The regulator said it had also imposed a surrender order imposing conditions for the orderly wind down of Habib Bank’s New York branch.
The country’s largest bank has agreed to an investigation of historical transactions processed by the New York branch as a condition of the order, the DFS added.
The enforcement action was brought following a 2016 review during which the DFS said it found “weaknesses in the bank’s risk management and compliance”.
Earlier, Habib Bank Ltd, facing a possible $630 million fine over compliance failures by its New York branch, admitted mistakes but denied any wrongdoing and said the penalty sought by US regulators was disproportionate.
“There is no specific wrongdoing,” HBL Chief Executive Noman Karamat Dar had told a press briefing in Islamabad. “Yes there are mistakes, but we are saying that the fine for these mistakes is disproportionate.”
HBL, which has announced it plans to surrender its US banking licence, has been embroiled in accusations over money-laundering compliance failures by its New York operation for more than a decade.
The DFS, which has pursued several aggressive enforcement actions against foreign banks, had said HBL’s compliance systems were “dangerously weak” and “serious and persistent failings” at its New York unit appeared to affect the entire enterprise.
It singled out HBL’s connections with Saudi Arabia’s largest private bank Al Rahji, which has been linked by the US Senate and in the media to al Qaeda and the financing of extremism.
It had also identified instances of so-called “wire-stripping”, whereby a bank deliberately strips out information related to a payment, such as the originator or beneficiary, that may raise suspicions.
The bank had said operations outside the United States would not be affected and it would contest any fine.
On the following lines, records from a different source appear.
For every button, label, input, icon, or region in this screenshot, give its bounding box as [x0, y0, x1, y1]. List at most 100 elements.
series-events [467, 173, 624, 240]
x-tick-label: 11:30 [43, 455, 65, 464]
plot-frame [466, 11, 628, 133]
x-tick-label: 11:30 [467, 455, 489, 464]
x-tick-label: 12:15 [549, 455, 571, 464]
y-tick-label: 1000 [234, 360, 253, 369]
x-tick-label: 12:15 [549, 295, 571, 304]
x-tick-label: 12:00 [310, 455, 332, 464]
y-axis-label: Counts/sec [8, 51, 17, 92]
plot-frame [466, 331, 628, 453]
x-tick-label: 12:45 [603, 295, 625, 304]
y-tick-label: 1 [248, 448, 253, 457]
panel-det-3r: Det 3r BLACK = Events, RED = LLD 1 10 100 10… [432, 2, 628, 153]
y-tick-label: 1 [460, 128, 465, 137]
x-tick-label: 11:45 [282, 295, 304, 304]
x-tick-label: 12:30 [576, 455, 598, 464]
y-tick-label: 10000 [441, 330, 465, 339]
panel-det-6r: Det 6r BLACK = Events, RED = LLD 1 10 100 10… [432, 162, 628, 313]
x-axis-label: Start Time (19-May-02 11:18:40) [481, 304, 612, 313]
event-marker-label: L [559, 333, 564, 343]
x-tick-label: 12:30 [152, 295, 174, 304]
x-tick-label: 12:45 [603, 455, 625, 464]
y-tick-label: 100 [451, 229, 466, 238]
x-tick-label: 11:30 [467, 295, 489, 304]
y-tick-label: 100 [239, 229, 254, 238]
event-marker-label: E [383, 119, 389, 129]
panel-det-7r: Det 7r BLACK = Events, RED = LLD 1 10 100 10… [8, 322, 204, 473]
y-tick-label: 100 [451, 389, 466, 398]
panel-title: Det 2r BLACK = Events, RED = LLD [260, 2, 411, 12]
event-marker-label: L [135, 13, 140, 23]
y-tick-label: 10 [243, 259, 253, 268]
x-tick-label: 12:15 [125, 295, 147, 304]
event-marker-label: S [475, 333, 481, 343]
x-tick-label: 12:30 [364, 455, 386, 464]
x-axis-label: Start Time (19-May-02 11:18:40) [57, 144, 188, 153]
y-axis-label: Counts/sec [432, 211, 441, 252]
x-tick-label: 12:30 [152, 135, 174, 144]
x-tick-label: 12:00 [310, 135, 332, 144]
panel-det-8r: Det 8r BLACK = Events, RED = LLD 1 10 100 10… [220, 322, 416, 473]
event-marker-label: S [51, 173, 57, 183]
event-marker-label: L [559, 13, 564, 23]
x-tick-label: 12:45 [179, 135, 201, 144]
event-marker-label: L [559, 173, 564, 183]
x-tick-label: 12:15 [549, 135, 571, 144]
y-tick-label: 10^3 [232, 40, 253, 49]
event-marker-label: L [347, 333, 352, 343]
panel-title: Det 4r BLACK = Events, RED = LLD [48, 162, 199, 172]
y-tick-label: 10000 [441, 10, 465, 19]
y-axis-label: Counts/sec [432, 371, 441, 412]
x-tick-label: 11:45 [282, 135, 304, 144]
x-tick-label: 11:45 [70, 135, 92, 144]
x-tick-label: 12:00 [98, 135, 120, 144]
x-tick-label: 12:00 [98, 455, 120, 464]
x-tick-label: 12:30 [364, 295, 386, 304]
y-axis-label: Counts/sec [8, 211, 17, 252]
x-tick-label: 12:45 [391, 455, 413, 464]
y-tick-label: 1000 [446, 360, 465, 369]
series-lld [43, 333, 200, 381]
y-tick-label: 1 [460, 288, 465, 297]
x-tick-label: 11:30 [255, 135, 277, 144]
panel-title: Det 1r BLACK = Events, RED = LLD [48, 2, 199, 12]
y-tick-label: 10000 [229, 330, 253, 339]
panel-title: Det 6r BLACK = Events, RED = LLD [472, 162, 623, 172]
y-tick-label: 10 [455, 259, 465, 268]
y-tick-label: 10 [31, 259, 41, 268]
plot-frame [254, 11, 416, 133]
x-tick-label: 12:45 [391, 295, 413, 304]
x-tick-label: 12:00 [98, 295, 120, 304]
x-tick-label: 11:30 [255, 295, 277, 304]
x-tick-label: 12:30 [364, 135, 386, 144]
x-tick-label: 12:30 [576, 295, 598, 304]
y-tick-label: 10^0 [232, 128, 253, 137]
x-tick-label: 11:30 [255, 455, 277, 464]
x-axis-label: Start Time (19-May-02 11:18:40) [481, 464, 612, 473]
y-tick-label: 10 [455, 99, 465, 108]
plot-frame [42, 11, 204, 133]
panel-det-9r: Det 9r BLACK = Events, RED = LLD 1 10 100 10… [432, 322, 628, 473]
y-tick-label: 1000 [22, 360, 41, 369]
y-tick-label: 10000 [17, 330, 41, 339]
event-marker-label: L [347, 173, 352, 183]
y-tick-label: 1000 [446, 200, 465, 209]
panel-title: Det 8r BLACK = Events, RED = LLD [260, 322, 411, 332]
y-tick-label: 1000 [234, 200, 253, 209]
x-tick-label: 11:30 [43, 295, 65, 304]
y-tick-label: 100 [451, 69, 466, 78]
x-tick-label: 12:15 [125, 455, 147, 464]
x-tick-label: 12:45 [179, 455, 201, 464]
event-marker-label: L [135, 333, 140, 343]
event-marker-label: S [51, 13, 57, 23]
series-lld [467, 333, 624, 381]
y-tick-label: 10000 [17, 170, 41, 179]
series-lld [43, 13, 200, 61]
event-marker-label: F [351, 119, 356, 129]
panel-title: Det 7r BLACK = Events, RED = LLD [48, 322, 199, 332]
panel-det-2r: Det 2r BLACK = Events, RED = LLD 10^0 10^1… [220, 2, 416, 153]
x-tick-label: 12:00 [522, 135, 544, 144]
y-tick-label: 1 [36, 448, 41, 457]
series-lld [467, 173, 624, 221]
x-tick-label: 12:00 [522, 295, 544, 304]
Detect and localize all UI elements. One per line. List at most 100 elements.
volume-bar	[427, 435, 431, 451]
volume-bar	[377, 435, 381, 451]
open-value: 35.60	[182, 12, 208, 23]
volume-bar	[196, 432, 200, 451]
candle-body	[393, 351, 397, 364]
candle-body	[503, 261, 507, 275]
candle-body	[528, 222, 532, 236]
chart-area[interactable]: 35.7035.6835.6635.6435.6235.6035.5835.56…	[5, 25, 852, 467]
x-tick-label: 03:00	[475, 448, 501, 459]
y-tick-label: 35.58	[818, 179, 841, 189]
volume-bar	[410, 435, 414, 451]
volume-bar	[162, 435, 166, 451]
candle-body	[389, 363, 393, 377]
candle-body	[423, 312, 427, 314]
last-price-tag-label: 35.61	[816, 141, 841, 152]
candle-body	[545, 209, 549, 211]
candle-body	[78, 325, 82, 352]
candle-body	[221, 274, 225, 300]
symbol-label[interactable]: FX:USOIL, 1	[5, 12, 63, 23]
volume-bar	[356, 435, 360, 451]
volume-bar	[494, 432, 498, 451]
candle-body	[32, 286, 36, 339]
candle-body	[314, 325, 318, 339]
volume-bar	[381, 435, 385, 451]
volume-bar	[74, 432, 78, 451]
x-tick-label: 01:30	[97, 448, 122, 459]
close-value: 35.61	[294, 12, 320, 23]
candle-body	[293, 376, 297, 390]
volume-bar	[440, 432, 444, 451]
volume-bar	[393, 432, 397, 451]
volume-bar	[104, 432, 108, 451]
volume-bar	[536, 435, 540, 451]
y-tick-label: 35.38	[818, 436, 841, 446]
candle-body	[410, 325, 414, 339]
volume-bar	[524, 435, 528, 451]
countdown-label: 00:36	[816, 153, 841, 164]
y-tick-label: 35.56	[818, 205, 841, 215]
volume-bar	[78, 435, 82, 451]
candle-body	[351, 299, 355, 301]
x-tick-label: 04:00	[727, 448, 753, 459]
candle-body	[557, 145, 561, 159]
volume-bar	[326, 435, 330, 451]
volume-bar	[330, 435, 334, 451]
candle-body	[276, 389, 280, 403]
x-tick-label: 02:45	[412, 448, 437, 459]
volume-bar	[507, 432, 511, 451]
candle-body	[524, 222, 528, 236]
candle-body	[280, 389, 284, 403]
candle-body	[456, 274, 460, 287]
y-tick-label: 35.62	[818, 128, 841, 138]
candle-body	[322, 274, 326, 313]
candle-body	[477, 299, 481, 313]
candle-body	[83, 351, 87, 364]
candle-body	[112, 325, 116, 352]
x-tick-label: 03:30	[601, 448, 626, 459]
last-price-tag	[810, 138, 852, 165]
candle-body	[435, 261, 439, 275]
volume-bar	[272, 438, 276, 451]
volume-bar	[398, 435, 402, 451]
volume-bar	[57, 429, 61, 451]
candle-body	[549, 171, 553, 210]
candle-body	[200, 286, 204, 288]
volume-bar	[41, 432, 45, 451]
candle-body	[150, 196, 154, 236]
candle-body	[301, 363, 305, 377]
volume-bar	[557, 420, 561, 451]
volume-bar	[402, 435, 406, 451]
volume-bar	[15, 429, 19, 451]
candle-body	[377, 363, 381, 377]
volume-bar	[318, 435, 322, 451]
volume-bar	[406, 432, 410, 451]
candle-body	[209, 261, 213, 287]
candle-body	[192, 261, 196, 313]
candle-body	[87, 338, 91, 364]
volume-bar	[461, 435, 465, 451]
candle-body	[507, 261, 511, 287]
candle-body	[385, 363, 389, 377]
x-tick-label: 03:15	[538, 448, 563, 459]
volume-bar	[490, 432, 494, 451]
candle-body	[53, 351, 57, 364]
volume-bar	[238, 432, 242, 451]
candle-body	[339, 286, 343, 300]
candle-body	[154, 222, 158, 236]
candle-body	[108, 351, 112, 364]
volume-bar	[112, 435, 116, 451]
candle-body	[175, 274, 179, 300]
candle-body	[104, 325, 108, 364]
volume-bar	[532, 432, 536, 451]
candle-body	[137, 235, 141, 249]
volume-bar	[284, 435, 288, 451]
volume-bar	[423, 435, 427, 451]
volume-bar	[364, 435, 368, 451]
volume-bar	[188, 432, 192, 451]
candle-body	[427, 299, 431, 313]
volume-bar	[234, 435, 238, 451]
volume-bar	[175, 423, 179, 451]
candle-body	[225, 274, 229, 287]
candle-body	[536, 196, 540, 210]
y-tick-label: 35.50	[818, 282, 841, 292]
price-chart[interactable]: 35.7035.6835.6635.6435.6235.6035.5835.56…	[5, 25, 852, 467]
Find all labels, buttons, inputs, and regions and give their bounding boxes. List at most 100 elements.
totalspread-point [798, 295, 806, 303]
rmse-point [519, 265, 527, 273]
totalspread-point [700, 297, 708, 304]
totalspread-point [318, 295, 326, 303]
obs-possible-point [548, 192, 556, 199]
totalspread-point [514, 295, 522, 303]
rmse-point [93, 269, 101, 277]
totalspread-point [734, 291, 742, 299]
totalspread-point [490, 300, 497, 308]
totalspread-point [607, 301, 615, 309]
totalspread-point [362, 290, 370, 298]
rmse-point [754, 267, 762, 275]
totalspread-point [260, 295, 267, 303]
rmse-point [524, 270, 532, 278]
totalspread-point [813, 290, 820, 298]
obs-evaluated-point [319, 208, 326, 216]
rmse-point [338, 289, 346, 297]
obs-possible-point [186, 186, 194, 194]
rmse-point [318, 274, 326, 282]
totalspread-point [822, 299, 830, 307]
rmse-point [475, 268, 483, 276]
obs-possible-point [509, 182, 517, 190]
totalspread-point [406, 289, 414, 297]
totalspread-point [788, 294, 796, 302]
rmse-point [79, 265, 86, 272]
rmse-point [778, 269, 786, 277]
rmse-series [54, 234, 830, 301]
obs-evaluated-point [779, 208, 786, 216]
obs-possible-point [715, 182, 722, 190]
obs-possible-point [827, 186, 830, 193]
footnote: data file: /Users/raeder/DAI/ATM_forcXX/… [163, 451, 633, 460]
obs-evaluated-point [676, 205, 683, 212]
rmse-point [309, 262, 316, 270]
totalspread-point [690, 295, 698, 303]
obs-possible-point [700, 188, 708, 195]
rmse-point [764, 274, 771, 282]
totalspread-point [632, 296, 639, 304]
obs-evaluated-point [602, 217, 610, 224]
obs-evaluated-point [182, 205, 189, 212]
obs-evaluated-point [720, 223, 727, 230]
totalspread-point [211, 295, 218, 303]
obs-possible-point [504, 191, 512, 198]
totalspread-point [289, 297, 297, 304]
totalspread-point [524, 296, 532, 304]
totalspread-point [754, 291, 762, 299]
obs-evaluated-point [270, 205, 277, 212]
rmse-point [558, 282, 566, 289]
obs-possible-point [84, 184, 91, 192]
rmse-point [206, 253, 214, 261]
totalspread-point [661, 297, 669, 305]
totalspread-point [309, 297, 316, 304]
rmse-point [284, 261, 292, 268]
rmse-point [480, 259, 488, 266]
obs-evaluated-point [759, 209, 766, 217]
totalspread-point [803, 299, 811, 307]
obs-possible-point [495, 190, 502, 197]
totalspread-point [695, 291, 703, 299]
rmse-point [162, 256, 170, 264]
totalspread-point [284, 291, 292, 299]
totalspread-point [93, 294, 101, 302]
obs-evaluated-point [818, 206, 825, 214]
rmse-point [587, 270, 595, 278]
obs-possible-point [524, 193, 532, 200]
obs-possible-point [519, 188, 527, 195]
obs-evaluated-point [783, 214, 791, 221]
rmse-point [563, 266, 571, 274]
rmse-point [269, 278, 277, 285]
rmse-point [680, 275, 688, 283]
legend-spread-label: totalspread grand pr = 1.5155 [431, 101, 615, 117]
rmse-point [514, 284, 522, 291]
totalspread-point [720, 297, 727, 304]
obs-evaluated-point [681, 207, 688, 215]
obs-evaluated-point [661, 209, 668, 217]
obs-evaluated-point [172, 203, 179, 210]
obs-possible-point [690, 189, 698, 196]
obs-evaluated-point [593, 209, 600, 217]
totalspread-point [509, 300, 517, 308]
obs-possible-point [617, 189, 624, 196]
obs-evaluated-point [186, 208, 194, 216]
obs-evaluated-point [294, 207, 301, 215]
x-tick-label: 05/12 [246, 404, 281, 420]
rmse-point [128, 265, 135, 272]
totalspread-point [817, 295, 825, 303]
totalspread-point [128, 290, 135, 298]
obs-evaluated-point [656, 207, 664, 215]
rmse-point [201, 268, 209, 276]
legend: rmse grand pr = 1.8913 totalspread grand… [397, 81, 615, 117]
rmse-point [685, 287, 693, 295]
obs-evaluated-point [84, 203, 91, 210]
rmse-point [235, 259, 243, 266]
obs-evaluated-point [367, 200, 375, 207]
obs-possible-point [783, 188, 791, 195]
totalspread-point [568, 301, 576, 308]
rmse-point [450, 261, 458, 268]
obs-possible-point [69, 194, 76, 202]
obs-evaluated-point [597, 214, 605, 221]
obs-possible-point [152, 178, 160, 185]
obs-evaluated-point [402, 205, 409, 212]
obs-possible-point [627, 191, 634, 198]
Dar said whatever happened, there would be no long-term effect.
“Our liquidity, profitability and strength is enough to take the bank forward,” he said.
Until April 2015, Pakistan’s government held a 42.5 per cent stake in HBL, the country’s oldest bank. But it sold its shares as part of a privatisation drive, bringing in more than $1 billion. The DFS, however, still lists HBL as majority owned by the government.